Os desafios da inclusão de pessoas com autismo no Brasil
Enviada em 09/12/2020
A Constituição de 1988, assegura que todos os indivíduos são iguais perante a lei, no entanto, a realidade destoa do previsto, uma vez que as pessoas enquadradas no Transtorno do Espectro do Autista não recebem as mesmas condições que os demais. Desse modo, é necessário pensar que a falta de conhecimento e de incentivo, faz com que a inclusão dos indivíduos com autismo, na sociedade de forma geral, seja um desafio, embora represente um direito básico.
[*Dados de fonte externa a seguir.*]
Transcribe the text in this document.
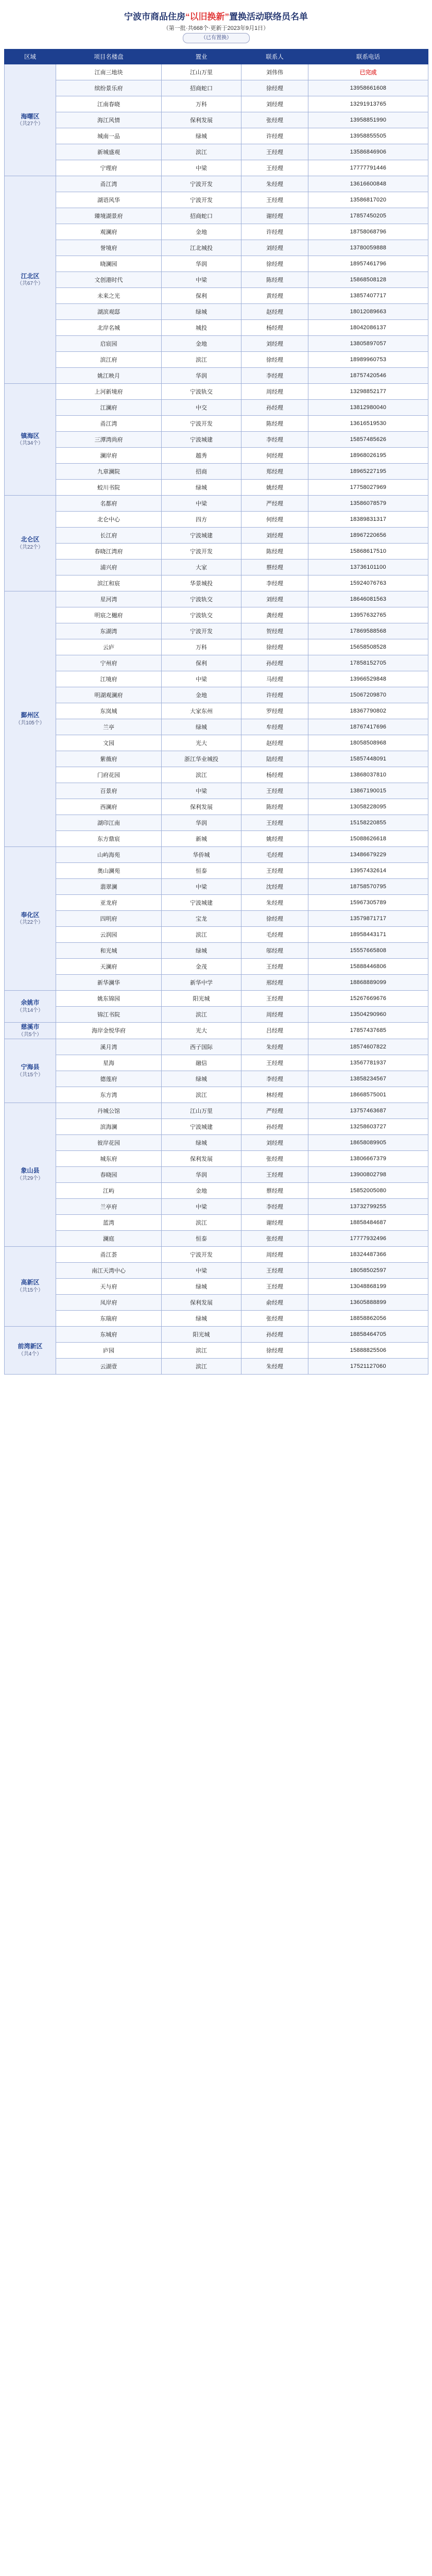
宁波市商品住房“以旧换新”置换活动联络员名单
（第一批·共668个·更新于2023年9月1日）
（已有置换）
区域	项目名楼盘	置业	联系人	联系电话
海曙区
（共27个）	江南三地块	江山万里	刘伟伟	已完成
	缤纷景乐府	招商蛇口	徐经理	13958661608
	江南春晓	万科	刘经理	13291913765
	海江风情	保利发展	张经理	13958851990
	城南一品	绿城	许经理	13958855505
	新城盛观	滨江	王经理	13586846906
	宁理府	中梁	王经理	17777791446
江北区
（共67个）	甬江湾	宁波开发	朱经理	13616600848
	湖语风华	宁波开发	王经理	13586817020
	臻境湖景府	招商蛇口	谢经理	17857450205
	观澜府	金地	许经理	18758068796
	誉境府	江北城投	刘经理	13780059888
	晓澜园	华润	徐经理	18957461796
	文创港时代	中梁	陈经理	15868508128
	未来之光	保利	黄经理	13857407717
	湖滨观邸	绿城	赵经理	18012089663
	北岸名城	城投	杨经理	18042086137
	启宸园	金地	刘经理	13805897057
	滨江府	滨江	徐经理	18989960753
	姚江映月	华润	李经理	18757420546
镇海区
（共34个）	上河新境府	宁波轨交	周经理	13298852177
	江澜府	中交	孙经理	13812980040
	甬江湾	宁波开发	陈经理	13616519530
	三潭湾尚府	宁波城建	李经理	15857485626
	澜岸府	越秀	何经理	18968026195
	九章澜院	招商	郑经理	18965227195
	蛟川书院	绿城	姚经理	17758027969
北仑区
（共22个）	名都府	中梁	严经理	13586078579
	北仑中心	四方	何经理	18389831317
	长江府	宁波城建	刘经理	18967220656
	春晓江湾府	宁波开发	陈经理	15868617510
	浦兴府	大家	蔡经理	13736101100
	滨江和宸	华景城投	李经理	15924076763
鄞州区
（共105个）	星河湾	宁波轨交	刘经理	18646081563
	明宸之樾府	宁波轨交	龚经理	13957632765
	东湖湾	宁波开发	贺经理	17869588568
	云庐	万科	徐经理	15658508528
	宁州府	保利	孙经理	17858152705
	江境府	中梁	马经理	13966529848
	明湖观澜府	金地	许经理	15067209870
	东岚城	大家东州	罗经理	18367790802
	兰亭	绿城	牟经理	18767417696
	文园	光大	赵经理	18058508968
	紫薇府	浙江华业城投	陆经理	15857448091
	门府花园	滨江	杨经理	13868037810
	百景府	中梁	王经理	13867190015
	西澜府	保利发展	陈经理	13058228095
	湖印江南	华润	王经理	15158220855
	东方鼎宸	新城	姚经理	15088626618
奉化区
（共22个）	山屿海苑	华侨城	毛经理	13486679229
	奥山澜苑	恒泰	王经理	13957432614
	翡翠澜	中梁	沈经理	18758570795
	亚龙府	宁波城建	朱经理	15967305789
	四明府	宝龙	徐经理	13579871717
	云润园	滨江	毛经理	18958443171
	和光城	绿城	邬经理	15557665808
	天澜府	金茂	王经理	15888446806
	新华澜华	新华中学	邢经理	18868889099
余姚市
（共14个）	姚东锦园	阳光城	王经理	15267669676
	锦江书院	滨江	周经理	13504290960
慈溪市
（共5个）	海岸金悦华府	光大	吕经理	17857437685
宁海县
（共15个）	溪月湾	西子国际	朱经理	18574607822
	星海	融信	王经理	13567781937
	德莲府	绿城	李经理	13858234567
	东方湾	滨江	林经理	18668575001
象山县
（共29个）	丹城公馆	江山万里	严经理	13757463687
	滨海澜	宁波城建	孙经理	13258603727
	彼岸花园	绿城	刘经理	18658089905
	城东府	保利发展	张经理	13806667379
	春晓园	华润	王经理	13900802798
	江屿	金地	蔡经理	15852005080
	兰亭府	中梁	李经理	13732799255
	蓝湾	滨江	谢经理	18858484687
	澜庭	恒泰	张经理	17777932496
高新区
（共15个）	甬江荟	宁波开发	周经理	18324487366
	南江天湾中心	中梁	王经理	18058502597
	天与府	绿城	王经理	13048868199
	凤岸府	保利发展	俞经理	13605888899
	东瑞府	绿城	张经理	18858862056
前湾新区
（共4个）	东城府	阳光城	孙经理	18858464705
	庐园	滨江	徐经理	15888825506
	云湖壹	滨江	朱经理	17521127060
A priore, é oportuno frisar que existe um despreparo dos profissionais, dos professores e da humanidade em sua maioria. Nesse contexto, quando existe a ausência de políticas de saúde pública ocorre a promoção da falta de suporte para a identificação do TEA. Logo, acabam desencadeando as limitações de inclusão no meio de trabalho, no tratamento e no auxílio para as famílias, na possibilidade de estudo e de desenvolvimentos essenciais a vida. Por certo, o livro ‘‘Cidadão de papel’’ do jornalista Gilberto, retrata o sobredito, posto que a cidadania esta presente apenas na Carta Magma e a verdadeira democracia implica na conquista e efetividade dos direitos sociais, políticos e civis, caso contrario ela permanece inerte. Em suma, enquanto não existir o conhecimento, divulgado em massa, a respeito do autismo a inclusão vai permanecer como um grande desafio.
A posteriori, vale salientar que esse grupo social, quando desfruta de um sistema de apoio, desde familiar até a esfera pública, conseguem ser inseridos na sociedade. Dessa forma, convém ressaltar que oferecer uma estrutura de ajuda não é criar uma escola só para autistas, pois, isso é segregação. Certamente, é preciso preparar melhor os profissionais e, ademais, o corpo social, trazendo informações e conhecimento, para que mediante o contato as pessoas saibam lidar com humanização e de modo consciente em cada situação. Sob tal ótica, a série norte-americana ‘‘Atypical’’ representa exatamente o sobredito, dado que mostra indivíduos dentro do espectro conseguindo conviver em sociedade e exercendo a cidadania de forma plena, assim como os outros. Em síntese, o renomado filósofo Francis Bacon, dizia que ‘‘quanto mais conhecimento a humanidade busca, melhor ela se torna’’, então esse é o caminho para alcançar a inclusão.
Em face do exposto, seguindo a filosofia empirista sobredita, é fundamental que o Poder Executivo e Legislativo, por meio da criação de leis, promovam o desenvolvimento do conhecimento, dentro da esfera de representatividade de cada pessoa, trazendo uma linguagem de fácil entendimento para a população em massa e condições de pesquisas para os especialistas, para conseguir alcançar, futuramente, um diagnóstico mais certeiro e precoce. Por fim, tudo será feito com a finalidade de reduzir os impasses da inclusão e para garantir o que é de direito na Legislação para todos os seres humanos.